Les Chroniques de l'Imaginaire

Un château en forêt - Mailer, Norman

Le Diable, qui n'a pu assister à la naissance de Jésus, se décide de superviser, avec l’aide d’un sbire, un nouvel arrivant, un certain Adolphe Hitler. Le sbire y narre l’histoire de l’un des pires êtres humains que la Terre ait pu porter. Il y raconte sa famille, Alois le père adultérin et incestueux en proie à des crises de violence. Il raconte un enfant presque ordinaire et comment un simple sbire sur ordre du Diable lui-même en a fait un tyran.

Ce livre aurait du être le premier tome d’une trilogie de Norman Mailer mais l’auteur est mort avant de finir.

Il est une force qui se dégage de certains livres, celui-ci en fait partie. La prose de Mailer est dure, sans chichis, avec la violence que mérite une telle histoire pour vous transporter loin, très loin. Ce livre fait partie de ce genre de livres qui ne laissent pas indifférent. Il vous prend et vous amène contre votre gré dans des recoins voyeuristes de votre être. Il vous faut toujours en savoir plus et plus encore. J’ai dévoré ce livre du début à la fin.

On peut noter l’absence de marquage historique. Ceci dit, on ne sait quasiment rien sur l’enfance d’Hitler, il était donc facile d’y faire un récit. Norman Mailer a pour but de nous dépeindre un portrait romancé de ce tyran, un peu comme ce qu'il a fait avec la biographie de Marylin. Nous avons à faire ici avec un personnage de roman et non pas à l'homme tel que l'Histoire nous l'a montré.

Le récit en lui-même est glaçant, la force de Mailer réside dans le fait de vous emmener là où vous ne voulez pas aller.
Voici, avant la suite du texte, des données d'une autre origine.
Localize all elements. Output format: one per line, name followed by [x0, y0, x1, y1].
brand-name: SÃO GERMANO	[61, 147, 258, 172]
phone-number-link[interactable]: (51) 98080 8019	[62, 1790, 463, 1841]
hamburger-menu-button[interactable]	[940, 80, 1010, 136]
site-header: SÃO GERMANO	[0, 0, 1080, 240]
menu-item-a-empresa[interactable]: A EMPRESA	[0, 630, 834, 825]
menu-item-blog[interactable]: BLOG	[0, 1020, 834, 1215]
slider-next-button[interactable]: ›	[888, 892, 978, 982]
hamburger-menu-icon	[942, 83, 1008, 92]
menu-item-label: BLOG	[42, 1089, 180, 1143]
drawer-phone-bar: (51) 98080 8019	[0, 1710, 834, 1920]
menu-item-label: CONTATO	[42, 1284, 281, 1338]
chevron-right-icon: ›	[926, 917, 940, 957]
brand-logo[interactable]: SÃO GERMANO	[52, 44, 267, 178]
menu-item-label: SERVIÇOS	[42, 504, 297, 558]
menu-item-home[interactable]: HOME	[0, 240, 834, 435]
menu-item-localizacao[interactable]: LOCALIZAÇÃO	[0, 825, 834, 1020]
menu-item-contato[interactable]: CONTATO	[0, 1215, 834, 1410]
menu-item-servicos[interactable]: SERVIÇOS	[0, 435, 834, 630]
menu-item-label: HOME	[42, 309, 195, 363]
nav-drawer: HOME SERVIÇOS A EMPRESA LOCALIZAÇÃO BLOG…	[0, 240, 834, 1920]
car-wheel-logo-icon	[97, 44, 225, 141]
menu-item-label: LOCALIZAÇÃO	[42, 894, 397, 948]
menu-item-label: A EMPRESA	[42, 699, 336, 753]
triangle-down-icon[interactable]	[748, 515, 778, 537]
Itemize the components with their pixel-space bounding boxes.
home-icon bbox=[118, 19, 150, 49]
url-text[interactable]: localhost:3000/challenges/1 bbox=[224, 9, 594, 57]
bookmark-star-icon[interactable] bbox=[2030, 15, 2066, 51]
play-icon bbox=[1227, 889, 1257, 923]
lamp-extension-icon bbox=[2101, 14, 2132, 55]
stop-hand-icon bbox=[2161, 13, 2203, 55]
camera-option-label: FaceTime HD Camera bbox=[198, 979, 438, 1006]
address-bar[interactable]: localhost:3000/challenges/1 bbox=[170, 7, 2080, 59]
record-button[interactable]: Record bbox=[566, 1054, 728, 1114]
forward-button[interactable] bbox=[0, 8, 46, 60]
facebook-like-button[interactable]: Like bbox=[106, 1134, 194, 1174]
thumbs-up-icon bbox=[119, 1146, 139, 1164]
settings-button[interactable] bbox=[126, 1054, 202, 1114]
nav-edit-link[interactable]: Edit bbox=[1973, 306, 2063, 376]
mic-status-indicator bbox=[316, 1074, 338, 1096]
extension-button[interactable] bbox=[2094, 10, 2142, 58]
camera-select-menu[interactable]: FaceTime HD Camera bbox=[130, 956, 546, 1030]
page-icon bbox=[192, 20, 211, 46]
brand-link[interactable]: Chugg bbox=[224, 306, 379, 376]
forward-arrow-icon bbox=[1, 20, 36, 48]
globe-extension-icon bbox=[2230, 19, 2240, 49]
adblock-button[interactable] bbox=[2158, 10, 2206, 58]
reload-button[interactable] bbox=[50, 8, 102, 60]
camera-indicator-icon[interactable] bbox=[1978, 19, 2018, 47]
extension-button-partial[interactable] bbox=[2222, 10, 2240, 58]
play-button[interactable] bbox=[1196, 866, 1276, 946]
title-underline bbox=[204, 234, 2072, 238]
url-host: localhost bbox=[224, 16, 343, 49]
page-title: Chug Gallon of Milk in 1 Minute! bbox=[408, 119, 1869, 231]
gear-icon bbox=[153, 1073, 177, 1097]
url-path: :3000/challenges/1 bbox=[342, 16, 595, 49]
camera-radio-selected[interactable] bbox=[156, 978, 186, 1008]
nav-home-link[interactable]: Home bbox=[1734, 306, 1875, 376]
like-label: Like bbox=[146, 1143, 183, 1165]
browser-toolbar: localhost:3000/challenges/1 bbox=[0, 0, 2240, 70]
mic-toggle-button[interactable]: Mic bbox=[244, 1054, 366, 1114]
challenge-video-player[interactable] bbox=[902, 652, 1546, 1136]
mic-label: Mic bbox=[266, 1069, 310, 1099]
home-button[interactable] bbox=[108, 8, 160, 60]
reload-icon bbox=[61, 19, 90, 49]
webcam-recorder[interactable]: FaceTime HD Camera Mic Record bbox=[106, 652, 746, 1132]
Alois, le père, est un bourreau, en proie à ses colères, ses vices pour les jeunes femmes et la boissons. Il est ambitieux et cette ambition inonde les désirs de ses enfants.

Le rôle du démon est sublime, présent mais pas trop. Comme si la venue au monde de ce tyran n’avait en rien affecté son rôle sur Terre. C'est pour cela qu'il vaque à ses occupations et va s'occuper de superviser la guerre en Russie. Il est présent dans la vie d’Hitler en l’aiguillant, en lui ouvrant une porte, rien de plus. Il le guide vers la ruche et Alois lui montre le gazage des abeilles. La nature du mal vit déjà en lui de par sa conception.

Ce n’est pas un livre à mettre entre toutes les mains, car polémique et dur. Mais cela reste un chef d’œuvre d’un auteur parti trop tôt.